Swift Action by Malaysia to Counter US Tariffs, Ensures Economic Stability

In response to the recent announcement by U.S. President Donald Trump regarding new tariffs, Malaysia has taken swift action to mitigate the potential economic impact, according to Tengku Datuk Seri Zafrul Tengku Abdul Aziz, Minister of Investment, Trade, and Industry (MITI).

The minister confirmed that Malaysia had anticipated such a move and had already implemented measures to counter the effects of the tariff increases.

Tengku Zafrul explained that Malaysia had proactively diversified its export markets, particularly focusing on regions such as Kenya, Oman, and Namibia since last year. These efforts have yielded positive results, with significant export growth. Exports to Angola saw a rise of 59.3%, followed by Ethiopia at 56.4%, Egypt at 53.6%, and Algeria at 27.9%.

“The government has also been actively pursuing free trade agreements with various countries. Earlier this year, we signed the Comprehensive Economic Partnership Agreement between Malaysia and the United Arab Emirates (MY-UAE CEPA),” Tengku Zafrul noted in a recent Facebook post.

“Additionally, we resumed negotiations on free trade agreements (FTAs) with the European Union and South Korea last year.”

He also emphasized the growth potential within Southeast Asia, where intra-ASEAN trade remains below 25%. With Malaysia assuming the role of ASEAN Chair in 2025, increasing regional trade will be a key priority.

The tariff announcement from President Trump, which includes a 24% tariff on imports from Malaysia, is part of a broader escalation in the ongoing global trade war. Other countries affected by similar tariff hikes include China (34%), the European Union (20%), Vietnam (46%), Sri Lanka (44%), Cambodia (49%), Laos (48%), and Myanmar (44%).

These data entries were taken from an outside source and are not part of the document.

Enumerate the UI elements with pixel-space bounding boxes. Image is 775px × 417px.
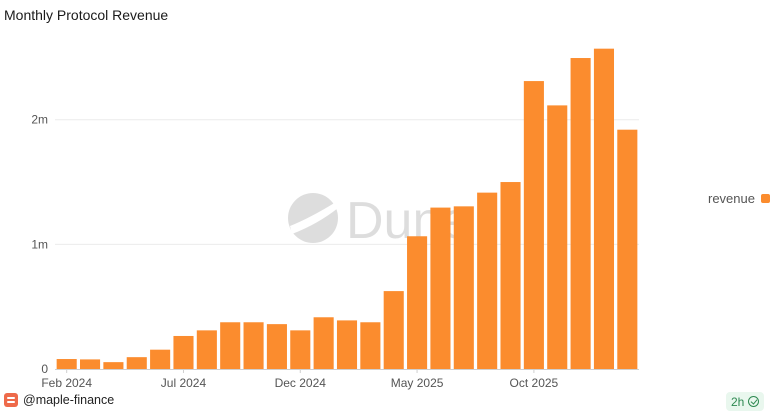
bar [196,330,217,369]
legend-swatch [760,194,770,203]
y-tick-label: 2m [31,113,48,127]
bar [103,362,124,369]
bar [523,81,544,369]
bar [336,320,358,369]
bar [80,359,101,369]
bar [243,322,264,369]
maple-logo-icon [4,393,18,407]
bar [477,192,498,369]
bar [500,182,521,369]
bar [220,322,241,369]
bar [453,206,474,369]
refresh-badge[interactable]: 2h [726,392,765,411]
bar [547,105,568,369]
bar [593,48,615,370]
chart-title: Monthly Protocol Revenue [4,7,169,23]
x-tick-label: Feb 2024 [41,376,92,390]
bar [360,322,381,369]
bar [150,349,171,369]
legend[interactable]: revenue [708,191,770,206]
bar [313,317,334,369]
bar [383,291,404,369]
creator-handle: @maple-finance [23,393,115,407]
bar [617,129,638,369]
x-tick-label: Oct 2025 [510,376,559,390]
bar [266,324,287,369]
y-tick-label: 1m [31,237,48,251]
bar [430,207,451,369]
y-tick-label: 0 [41,362,48,376]
check-circle-icon [748,396,760,407]
bar [290,330,311,369]
refresh-interval: 2h [731,394,745,409]
bar [56,359,77,369]
x-tick-label: Dec 2024 [275,376,327,390]
x-tick-label: May 2025 [391,376,444,390]
legend-label: revenue [708,191,755,206]
bar [570,58,591,370]
bar [126,357,147,369]
x-tick-label: Jul 2024 [161,376,207,390]
creator-tag[interactable]: @maple-finance [4,393,114,407]
bar [407,236,428,369]
bar [173,335,194,369]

Tengku Zafrul reassured that Malaysia’s domestic economy remains strong, largely driven by local consumption, which accounts for over 60% of economic activity.

To enhance the country’s strategic response, the government has established the National Geo-Economics Management Centre (NGCC), chaired by Prime Minister Datuk Seri Anwar Ibrahim. The centre is tasked with developing a comprehensive strategy to address the trade dispute.

“At the same time, we will continue negotiations with the U.S. government to find a mutually beneficial solution,” Tengku Zafrul affirmed. “Rest assured, the government is committed to safeguarding the economic interests of Malaysia and its people.”

The swift response from the Malaysian government reflects the country’s preparedness to tackle the challenges posed by the tariff increases while striving to maintain economic stability and strengthen international trade ties.